Ainsi en octobre 2025, Seth Moulton, représentant démocrate du Massachusetts au Congrès, qui n’appartient pas à l’aile gauche du parti, vient de déclarer qu’il n’accepterait plus de dons de l’American Israel Public Affairs Committee (AIPAC), une des branches les plus puissantes du lobby pro-israélien. C’est quasiment révolutionnaire. On voit des dirigeants qui étaient très pro-israéliens, des dirigeants démocrates, déclarer désormais qu’il ne faut plus accorder d’aide militaire à Israël tant que la guerre continue.
Les sondages d’opinion parmi la jeunesse américaine, chez les démocrates, mais également chez des soutiens du Parti républicain, la partie « Make America Great Again » (MAGA,), montrent une commune défection face au bellicisme de Trump : pourquoi est-ce qu’on doit donner 3 milliards à 8 milliards de dollars par an à un État, Israël, qui nous entraîne dans des guerres ? Si on additionne tout ça, on se dit, c’est quand même important.

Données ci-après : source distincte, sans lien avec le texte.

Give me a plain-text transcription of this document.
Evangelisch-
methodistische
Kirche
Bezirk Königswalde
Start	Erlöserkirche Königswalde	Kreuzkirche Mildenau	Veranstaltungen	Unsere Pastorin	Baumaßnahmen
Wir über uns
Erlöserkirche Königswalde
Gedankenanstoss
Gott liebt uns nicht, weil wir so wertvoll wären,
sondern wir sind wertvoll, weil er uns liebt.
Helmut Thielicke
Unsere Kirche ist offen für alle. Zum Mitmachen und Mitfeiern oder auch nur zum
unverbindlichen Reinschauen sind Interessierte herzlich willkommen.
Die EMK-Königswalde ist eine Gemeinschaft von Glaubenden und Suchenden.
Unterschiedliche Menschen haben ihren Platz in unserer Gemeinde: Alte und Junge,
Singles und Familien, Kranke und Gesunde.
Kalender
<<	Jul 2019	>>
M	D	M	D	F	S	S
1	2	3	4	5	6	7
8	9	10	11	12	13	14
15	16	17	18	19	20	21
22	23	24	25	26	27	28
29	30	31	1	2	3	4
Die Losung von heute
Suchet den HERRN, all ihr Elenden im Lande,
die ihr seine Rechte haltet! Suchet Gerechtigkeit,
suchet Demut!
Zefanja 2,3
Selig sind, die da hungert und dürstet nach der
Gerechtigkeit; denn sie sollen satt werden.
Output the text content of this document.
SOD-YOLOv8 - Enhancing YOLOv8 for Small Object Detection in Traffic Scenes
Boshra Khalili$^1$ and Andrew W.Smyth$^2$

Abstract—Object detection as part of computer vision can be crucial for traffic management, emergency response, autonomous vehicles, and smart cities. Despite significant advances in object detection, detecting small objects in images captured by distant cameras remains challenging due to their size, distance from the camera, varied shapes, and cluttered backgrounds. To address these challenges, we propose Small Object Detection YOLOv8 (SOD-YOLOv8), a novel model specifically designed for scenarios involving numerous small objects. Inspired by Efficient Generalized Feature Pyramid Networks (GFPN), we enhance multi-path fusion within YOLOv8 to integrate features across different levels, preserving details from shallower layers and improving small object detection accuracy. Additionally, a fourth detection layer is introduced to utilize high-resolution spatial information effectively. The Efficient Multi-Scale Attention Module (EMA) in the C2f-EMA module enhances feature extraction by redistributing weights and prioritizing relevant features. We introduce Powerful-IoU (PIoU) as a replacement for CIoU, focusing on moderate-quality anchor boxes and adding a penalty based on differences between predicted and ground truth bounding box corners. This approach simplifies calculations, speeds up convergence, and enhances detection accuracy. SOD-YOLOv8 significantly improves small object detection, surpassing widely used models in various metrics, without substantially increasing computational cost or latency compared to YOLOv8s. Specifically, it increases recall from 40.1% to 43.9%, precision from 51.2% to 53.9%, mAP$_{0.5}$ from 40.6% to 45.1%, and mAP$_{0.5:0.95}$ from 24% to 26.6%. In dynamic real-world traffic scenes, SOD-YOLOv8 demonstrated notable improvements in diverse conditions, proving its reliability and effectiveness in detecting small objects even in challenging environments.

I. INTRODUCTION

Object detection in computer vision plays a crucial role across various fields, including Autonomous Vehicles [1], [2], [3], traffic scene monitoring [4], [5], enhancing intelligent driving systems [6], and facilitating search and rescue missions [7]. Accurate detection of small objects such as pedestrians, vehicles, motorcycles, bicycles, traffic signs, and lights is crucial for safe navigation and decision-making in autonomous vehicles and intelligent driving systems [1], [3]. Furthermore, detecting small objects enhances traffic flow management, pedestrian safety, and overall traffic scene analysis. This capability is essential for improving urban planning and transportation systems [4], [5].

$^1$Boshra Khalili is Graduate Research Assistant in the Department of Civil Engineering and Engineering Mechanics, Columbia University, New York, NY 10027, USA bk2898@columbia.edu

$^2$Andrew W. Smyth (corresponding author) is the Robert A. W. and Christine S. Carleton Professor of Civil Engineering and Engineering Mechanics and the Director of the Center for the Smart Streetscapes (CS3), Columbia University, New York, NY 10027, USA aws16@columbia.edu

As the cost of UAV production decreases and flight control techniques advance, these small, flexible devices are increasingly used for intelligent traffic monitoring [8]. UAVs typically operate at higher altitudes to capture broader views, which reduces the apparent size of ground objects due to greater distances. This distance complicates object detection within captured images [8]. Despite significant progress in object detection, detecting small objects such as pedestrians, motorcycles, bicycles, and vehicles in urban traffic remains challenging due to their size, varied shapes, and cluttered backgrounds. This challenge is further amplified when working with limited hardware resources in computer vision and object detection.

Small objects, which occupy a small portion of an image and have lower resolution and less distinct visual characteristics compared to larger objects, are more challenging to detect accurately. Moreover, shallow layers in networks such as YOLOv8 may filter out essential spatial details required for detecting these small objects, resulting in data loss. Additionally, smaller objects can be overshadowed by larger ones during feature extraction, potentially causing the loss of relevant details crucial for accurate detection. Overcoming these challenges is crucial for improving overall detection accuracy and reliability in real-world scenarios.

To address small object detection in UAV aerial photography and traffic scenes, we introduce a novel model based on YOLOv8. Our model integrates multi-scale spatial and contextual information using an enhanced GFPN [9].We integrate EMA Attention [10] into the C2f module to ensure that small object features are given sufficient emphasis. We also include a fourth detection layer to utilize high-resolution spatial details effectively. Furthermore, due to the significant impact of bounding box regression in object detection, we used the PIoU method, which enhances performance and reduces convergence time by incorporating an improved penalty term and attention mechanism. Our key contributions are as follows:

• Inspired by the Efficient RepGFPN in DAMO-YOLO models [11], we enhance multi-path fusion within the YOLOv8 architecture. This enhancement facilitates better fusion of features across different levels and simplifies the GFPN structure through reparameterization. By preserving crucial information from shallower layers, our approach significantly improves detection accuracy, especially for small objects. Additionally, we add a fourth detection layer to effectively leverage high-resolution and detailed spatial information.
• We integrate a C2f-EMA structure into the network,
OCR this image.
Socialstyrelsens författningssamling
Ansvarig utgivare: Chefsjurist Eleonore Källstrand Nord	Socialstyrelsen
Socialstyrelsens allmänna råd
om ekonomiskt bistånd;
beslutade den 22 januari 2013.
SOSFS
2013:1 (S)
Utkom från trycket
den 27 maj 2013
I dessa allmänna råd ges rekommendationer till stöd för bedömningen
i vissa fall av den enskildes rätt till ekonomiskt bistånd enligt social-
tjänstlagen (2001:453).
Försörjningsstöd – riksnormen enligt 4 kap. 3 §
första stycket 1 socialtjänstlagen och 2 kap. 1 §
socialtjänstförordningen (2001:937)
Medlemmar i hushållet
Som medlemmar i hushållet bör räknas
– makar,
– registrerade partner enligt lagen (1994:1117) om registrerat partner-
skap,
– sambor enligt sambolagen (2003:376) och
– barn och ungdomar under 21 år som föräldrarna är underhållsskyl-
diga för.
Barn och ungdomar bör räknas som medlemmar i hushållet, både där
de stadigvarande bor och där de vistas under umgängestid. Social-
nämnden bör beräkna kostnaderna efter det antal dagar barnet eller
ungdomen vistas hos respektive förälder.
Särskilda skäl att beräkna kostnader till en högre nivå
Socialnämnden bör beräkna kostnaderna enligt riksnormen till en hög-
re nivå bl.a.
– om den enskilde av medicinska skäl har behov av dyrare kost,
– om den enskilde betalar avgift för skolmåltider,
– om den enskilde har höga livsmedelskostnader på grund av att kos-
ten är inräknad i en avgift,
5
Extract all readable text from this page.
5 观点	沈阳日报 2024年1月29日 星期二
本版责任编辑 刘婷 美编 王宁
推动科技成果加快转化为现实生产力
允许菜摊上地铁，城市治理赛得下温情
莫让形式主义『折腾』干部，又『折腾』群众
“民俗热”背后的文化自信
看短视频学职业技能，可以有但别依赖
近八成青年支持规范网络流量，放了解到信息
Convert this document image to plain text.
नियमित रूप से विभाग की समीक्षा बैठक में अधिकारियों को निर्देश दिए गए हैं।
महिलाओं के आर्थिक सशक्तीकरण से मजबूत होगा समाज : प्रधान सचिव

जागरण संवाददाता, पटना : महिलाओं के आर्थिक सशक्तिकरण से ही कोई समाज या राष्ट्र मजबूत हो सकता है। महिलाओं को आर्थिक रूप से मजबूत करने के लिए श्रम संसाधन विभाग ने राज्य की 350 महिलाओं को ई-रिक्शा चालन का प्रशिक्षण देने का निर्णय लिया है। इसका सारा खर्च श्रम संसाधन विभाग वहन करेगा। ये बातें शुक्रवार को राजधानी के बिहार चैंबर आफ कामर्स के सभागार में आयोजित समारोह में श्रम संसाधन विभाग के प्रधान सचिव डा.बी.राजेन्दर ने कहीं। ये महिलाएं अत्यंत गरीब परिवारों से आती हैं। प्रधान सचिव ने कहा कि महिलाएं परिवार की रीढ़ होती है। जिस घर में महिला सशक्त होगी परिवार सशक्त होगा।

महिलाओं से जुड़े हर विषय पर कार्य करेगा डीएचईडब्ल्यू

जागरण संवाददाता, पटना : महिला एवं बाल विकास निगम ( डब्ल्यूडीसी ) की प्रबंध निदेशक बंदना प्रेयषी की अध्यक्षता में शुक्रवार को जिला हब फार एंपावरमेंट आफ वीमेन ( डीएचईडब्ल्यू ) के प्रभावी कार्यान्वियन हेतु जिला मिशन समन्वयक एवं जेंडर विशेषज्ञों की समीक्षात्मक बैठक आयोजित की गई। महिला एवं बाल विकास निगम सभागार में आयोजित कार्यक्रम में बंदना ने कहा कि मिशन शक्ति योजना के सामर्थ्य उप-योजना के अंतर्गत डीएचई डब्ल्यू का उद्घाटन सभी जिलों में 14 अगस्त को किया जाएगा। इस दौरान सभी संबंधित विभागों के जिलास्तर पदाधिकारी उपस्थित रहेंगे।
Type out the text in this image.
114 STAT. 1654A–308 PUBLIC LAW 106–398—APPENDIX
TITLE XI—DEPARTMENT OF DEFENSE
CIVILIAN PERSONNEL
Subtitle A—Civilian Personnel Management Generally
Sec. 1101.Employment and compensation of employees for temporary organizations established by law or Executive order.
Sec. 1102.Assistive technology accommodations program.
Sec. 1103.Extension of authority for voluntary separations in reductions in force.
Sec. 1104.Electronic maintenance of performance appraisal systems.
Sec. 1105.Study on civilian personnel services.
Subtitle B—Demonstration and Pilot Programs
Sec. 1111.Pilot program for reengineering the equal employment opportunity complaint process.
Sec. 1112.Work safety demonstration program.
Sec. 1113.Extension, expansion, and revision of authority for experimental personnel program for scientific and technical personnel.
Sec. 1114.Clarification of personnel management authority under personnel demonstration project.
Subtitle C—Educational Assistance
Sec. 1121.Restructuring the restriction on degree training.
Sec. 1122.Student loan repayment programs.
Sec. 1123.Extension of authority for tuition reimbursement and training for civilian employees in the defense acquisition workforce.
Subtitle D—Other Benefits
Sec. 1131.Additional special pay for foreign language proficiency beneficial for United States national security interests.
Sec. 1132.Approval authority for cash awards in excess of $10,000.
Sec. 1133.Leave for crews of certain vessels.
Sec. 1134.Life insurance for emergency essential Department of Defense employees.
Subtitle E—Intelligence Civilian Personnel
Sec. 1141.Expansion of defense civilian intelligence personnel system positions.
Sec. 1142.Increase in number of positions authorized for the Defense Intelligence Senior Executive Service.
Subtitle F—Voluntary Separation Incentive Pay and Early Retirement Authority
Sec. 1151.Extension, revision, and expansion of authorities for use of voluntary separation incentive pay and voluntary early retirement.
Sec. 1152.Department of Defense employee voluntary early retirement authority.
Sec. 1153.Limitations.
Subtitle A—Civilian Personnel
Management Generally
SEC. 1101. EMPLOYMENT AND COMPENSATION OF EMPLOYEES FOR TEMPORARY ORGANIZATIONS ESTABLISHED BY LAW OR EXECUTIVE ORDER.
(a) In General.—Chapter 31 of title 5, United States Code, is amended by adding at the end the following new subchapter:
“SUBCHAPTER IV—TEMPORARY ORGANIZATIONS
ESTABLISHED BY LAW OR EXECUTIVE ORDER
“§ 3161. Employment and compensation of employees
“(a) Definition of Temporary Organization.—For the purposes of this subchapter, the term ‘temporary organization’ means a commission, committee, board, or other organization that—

Ce revirement d’opinion perdurera-t-il jusqu’après la guerre ? Jusqu’après un changement de gouvernement israélien ? Ou, une fois la guerre dans le rétroviseur, une fois ce gouvernement israélien d’extrême droite remplacé, est-ce que les démocrates, et autres tendances, aux États-Unis vont revenir aux relations politiques traditionnelles avec Israël, un Israël plus familier, moins extrémiste, sans les ministres d’extrême droite, dont le rôle a été central ces deux dernières années ? Est-ce que ce revirement pourrait connaître un développement électoral aux Etats-Unis, lors du choix du candidat démocrate à l’élection présidentielle, par exemple ? Est-ce qu’il pourrait se traduire par une nouvelle donne politique ? C’est un point d’interrogation, mais il n’existait pas il y a dix ans.